“Essa água aqui é vida. Se isso aqui acabar, Deus me livre, onde é que nós vamos ficar?”, esse é o desabafo de Antônio Viana, conhecido como Antônio Catraieiro, de 58 anos, enquanto atravessa diariamente o Rio Acre, em Rio Branco, bem no coração da Amazônia, no extremo sudoeste do Brasil, onde o estado do Acre enfrenta, pelo terceiro ano consecutivo, uma das estiagens mais severas de sua história.
Em 2025, a seca chegou mais cedo, intensificada pelas mudanças climáticas e agravada pelo desmatamento, pelo mau uso do solo e pela degradação ambiental. O resultado é visível: rios encalhados, lavouras comprometidas, comunidades ribeirinhas isoladas e a população urbana sufocada pela fumaça e pelo calor extremo.
A rotina de indígenas, agricultores, pescadores e moradores das cidades se transformou em uma luta diária pela sobrevivência. A combinação de chuvas abaixo da média, ondas de calor e baixa umidade colocou o estado em situação de emergência, reconhecida oficialmente pelo governo federal em 21 municípios acreanos, sendo eles: Acrelândia, Assis Brasil, Brasileia, Bujari, Capixaba, Cruzeiro do Sul, Epitaciolândia, Feijó, Jordão, Mâncio Lima, Manoel Urbano, Marechal Thaumaturgo, Plácido de Castro, Porto Acre, Porto Walter, Rodrigues Alves, Santa Rosa do Purus, Sena Madureira, Senador Guiomard, Tarauacá e Xapuri. Apenas a capital Rio Branco decretou a medida de forma individual, onde o nível do Rio Acre chegou a marcar 1,49 metros, um dos níveis mais baixos já registrados.
Em meio a essa crise, Antônio Viana insiste em manter viva uma tradição que faz parte da história acreana e de sua família.
“É um trabalho que eu gosto.
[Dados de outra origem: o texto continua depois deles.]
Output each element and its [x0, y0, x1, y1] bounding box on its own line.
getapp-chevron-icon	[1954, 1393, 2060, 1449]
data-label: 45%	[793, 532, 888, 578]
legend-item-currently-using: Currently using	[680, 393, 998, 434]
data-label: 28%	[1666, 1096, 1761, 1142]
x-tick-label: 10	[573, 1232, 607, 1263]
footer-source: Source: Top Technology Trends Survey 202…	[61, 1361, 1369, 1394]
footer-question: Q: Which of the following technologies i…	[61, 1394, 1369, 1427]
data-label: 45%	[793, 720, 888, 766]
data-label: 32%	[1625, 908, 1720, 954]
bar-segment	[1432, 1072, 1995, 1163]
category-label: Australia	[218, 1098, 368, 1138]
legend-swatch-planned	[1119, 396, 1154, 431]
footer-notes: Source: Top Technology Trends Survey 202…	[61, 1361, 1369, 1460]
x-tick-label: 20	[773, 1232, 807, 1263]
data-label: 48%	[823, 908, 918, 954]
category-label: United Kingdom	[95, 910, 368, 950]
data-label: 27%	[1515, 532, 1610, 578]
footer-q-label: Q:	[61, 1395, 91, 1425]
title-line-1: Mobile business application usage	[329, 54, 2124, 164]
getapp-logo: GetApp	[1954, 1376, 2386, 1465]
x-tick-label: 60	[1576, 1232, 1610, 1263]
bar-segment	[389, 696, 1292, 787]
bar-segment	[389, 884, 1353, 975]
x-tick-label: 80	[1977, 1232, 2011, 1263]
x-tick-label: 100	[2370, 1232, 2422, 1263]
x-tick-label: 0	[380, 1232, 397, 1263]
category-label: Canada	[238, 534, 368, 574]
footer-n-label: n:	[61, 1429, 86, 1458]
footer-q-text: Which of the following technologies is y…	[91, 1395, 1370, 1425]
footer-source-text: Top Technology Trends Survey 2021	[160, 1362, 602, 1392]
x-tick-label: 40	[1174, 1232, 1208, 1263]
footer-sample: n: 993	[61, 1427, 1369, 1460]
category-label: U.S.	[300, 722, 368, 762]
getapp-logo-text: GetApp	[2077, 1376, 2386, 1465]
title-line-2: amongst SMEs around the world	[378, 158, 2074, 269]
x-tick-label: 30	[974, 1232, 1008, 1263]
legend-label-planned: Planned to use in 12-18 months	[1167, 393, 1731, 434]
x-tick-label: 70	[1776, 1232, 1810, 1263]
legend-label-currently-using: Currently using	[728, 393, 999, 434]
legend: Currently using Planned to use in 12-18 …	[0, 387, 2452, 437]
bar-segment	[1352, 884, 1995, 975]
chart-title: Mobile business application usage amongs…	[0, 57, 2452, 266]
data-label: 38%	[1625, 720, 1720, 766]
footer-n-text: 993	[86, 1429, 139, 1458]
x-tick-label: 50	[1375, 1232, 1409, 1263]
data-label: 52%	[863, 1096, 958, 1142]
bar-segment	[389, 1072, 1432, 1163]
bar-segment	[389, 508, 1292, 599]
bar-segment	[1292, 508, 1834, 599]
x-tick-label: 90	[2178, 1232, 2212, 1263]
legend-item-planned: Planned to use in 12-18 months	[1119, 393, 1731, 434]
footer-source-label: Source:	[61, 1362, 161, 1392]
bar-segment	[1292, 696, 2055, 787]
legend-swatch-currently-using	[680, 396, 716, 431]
É uma profissão boa. Isso aqui é de família. Meu tio era catraieiro. Então, a minha geração vem de família, como catraieiro. É uma profissão que eu abraço com o maior carinho. Eu gosto do meu trabalho”, destacou o catraieiro. “Só que a catraia não tem valor. As pessoas se enganam com os catraieiros. E isso é que faz parte da história do Acre. Foi o primeiro transporte que surgiu no estado do Acre. Só que não dão valor”, completou.
Há 25 anos ele atravessa passageiros no Rio Acre, no porto do histórico Mercado, localizado no centro da cidade, que hoje se encontra cada vez mais raso e assoreado.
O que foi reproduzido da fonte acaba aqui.